Lawmakers criticized how they learned of the decision at the last-minute last month, and that state Health Department officials learned of the plans to close the facility from news reports.

But SUNY Chancellor John King said the hospital's future depends on securing greater assistance from the state in the next budget.

"We need to have, in this budget, a path forward that addresses the deficit," King said during testimony. "We also need a path forward that addresses the facility."

SUNY, on track to amass a $1 billion deficit over the next decade across its 64 campuses, cannot afford to sustain the 342-bed hospital operating at a $100 million deficit and will run out of money this summer.

The only state-run hospital in New York City is in severe disrepair and the needed upgrades would total $4 billion. King said a new similarly sized facility is would cost about $3 billion, and could take eight to 10 years.

"Downstate is a major issue, and I'm not even from Brooklyn," Sen. Robert Jackson said. "... We need real talk in order to save Downstate Medical Center."

"I'm committed to saving the hospital; that's what we're trying to achieve," King replied.

The closure will lead to the loss of 10-20% of United University Professions members, or the labor union that represents most SUNY faculty and staff. UUP president Fred Kowal wants Gov. Hochul to stop the closure.

"It will restrict the opportunity for students to be educated and become nurses, and doctors and technicians that we desperately need," he said. "There will be that ripple effect that will harm all of us."

UUP wants SUNY to go through a more detailed planning process for the transition that includes more input from stakeholders and the public to make a future plan for the hospital and ensure it continues to receiving its needed operating and capital funding.

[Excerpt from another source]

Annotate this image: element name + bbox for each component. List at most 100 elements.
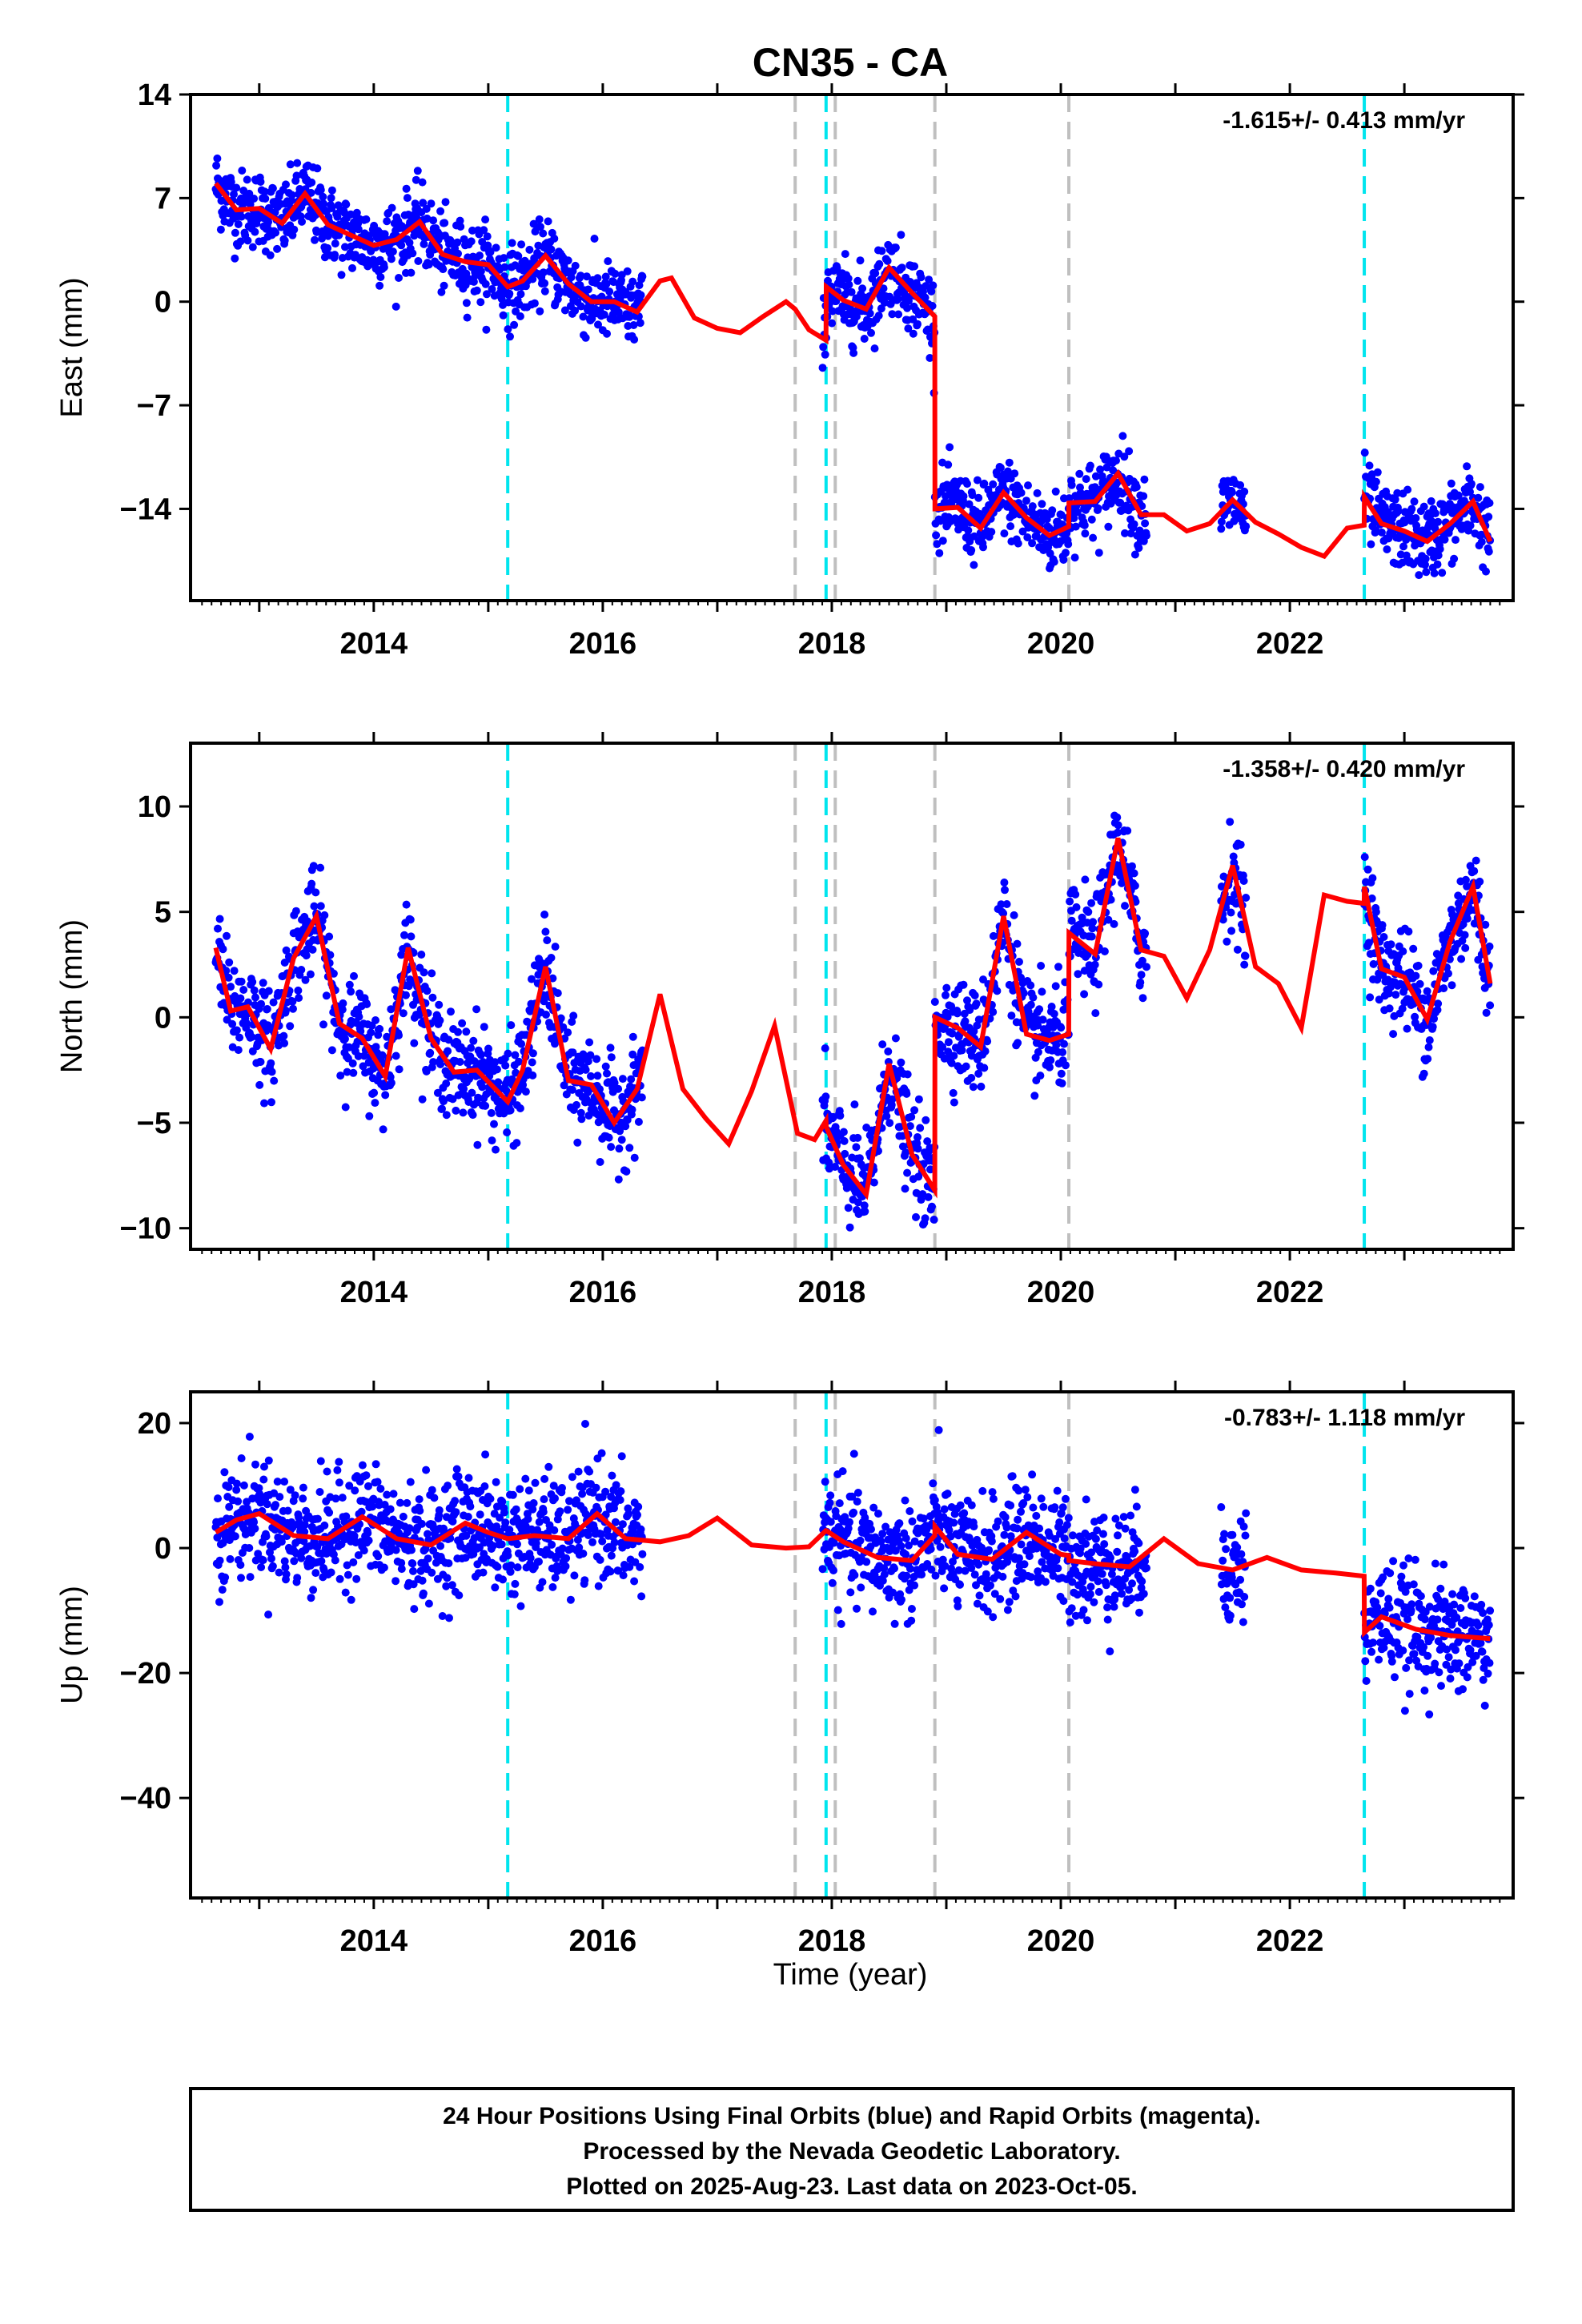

"There's no way to avoid the fact that this as a state-operated hospital is going to need state support," Kowal said. "There's two reasons: The high percentage of Medicaid patients, the other, the three SUNY hospitals are the only state agencies that have to pay the fringe benefit cost of employees and debt servicing. Those are huge costs."

Last year's budget included $163 million in operating aid for SUNY — a historic increase that was not expected to be repeated. Hochul's budget proposed $54 million in SUNY operating expenses this year.

King on Thursday also said SUNY needs more support from the state to help cover higher salaries for faculty and staff that will cost the university system an additional $86 million annually.

"I'm hopeful that the governor and the Legislature will find a way to just ensure that there are modest increases and support for SUNY year over year so we don't end up in that deficit situation," King said.

Hochul proposed $650 million for SUNY's capital projects, but SUNY has an $8 billion capital projects backlog. King wants significantly more capital funding, asking for $1 billion to invest in university centers.

"We would love to see more capital investment in our university centers so we can double research, bring those federal dollars to the state and also spur economic development," the chancellor said.

SUNY leaders and lawmakers also want more for community colleges, asking for $97 million more to make up for years of disinvestment.

Lawmakers' big focus for higher education funding this year is expanding the Tuition Assistance Program, or grants that help low and middle-income New Yorkers attend college. The award has been capped for people making less than $80,000 annually since 2000. The minimum eligibility should be $145,000 if the program kept up with inflation. All panelists at Thursday's hearing voiced support for the proposal.